Despite medical intervention, invasive fusariosis has been linked to a high mortality rate. In the current report, the mortality rate was 50% among the MGH patients with disseminated fusariosis, 40% among patients with skin fusariosis, and 37.5% among patients with lung fusariosis. On the other hand, the mortality rates of the literature patients with disseminated, skin, and pulmonary fusariosis were 30%, 18%, and 0%, respectively. The higher mortality rates of the MGH patients in the current series may be attributed to their comorbidities, and the lower mortality rates of the literature patients may be due to a “publication bias.” A representative example of more comorbidities among MGH patients is the presence of burns (7.7%, n = 7 MGH patients vs 2.1%, n = 2 literature patients). This difference may lead to the observation of a higher mortality in the MGH patient population and may be explained by the fact that most case reports in the literature present patients with a favorable outcome and thus with fewer comorbidities. We note that 6 of 7 patients with burns had skin fusariosis. However, a true association between burns and skin fusariosis is difficult to establish, because of the small sample size of the MGH cohort.
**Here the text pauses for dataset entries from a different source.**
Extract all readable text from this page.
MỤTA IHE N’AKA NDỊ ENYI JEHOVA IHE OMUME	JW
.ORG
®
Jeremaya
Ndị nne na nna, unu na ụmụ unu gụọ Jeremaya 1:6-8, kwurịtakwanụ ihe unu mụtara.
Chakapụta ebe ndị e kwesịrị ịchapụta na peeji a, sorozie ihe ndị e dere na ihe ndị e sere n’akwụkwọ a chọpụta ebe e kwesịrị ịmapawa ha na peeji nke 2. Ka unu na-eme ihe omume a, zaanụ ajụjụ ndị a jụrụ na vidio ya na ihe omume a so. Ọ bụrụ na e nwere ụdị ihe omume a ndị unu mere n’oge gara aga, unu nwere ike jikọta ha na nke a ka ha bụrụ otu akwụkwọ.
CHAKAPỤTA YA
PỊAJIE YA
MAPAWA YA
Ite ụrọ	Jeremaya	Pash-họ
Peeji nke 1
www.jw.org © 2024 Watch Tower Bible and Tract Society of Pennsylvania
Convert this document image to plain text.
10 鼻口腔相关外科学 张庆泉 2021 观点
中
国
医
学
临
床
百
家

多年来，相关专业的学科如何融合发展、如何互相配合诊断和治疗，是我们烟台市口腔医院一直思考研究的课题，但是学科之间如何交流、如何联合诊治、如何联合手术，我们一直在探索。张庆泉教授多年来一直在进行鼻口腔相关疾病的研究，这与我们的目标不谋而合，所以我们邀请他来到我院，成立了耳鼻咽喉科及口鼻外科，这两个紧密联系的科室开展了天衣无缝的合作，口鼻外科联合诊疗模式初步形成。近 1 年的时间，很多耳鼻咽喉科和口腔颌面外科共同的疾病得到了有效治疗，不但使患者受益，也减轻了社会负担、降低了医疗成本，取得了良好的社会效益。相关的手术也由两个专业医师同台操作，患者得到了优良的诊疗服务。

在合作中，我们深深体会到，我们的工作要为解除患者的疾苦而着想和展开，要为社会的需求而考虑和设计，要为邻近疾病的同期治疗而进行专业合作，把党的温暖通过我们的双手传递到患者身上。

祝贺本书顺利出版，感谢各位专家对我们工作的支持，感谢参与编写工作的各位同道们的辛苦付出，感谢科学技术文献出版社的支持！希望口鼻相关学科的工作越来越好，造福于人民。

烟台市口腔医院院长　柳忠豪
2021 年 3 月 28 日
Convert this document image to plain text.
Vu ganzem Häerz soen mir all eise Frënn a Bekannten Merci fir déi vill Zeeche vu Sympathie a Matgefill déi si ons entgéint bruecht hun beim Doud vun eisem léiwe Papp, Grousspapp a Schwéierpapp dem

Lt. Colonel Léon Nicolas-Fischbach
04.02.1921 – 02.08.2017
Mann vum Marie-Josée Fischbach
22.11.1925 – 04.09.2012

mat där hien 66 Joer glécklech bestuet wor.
In conclusion, the results of the current study suggest that monotherapy with voriconazole is equally effective to monotherapy with amphotericin B for the treatment of invasive fusariosis, and that the addition of surgery leads to better outcomes in patients with skin and disseminated fusariosis. More studies with larger sample sizes that will allow for stratification of the outcomes by disease severity are required to investigate the difference in the effectiveness of combination medical therapy versus monotherapy, with the low prevalence of invasive fusariosis being a limiting factor.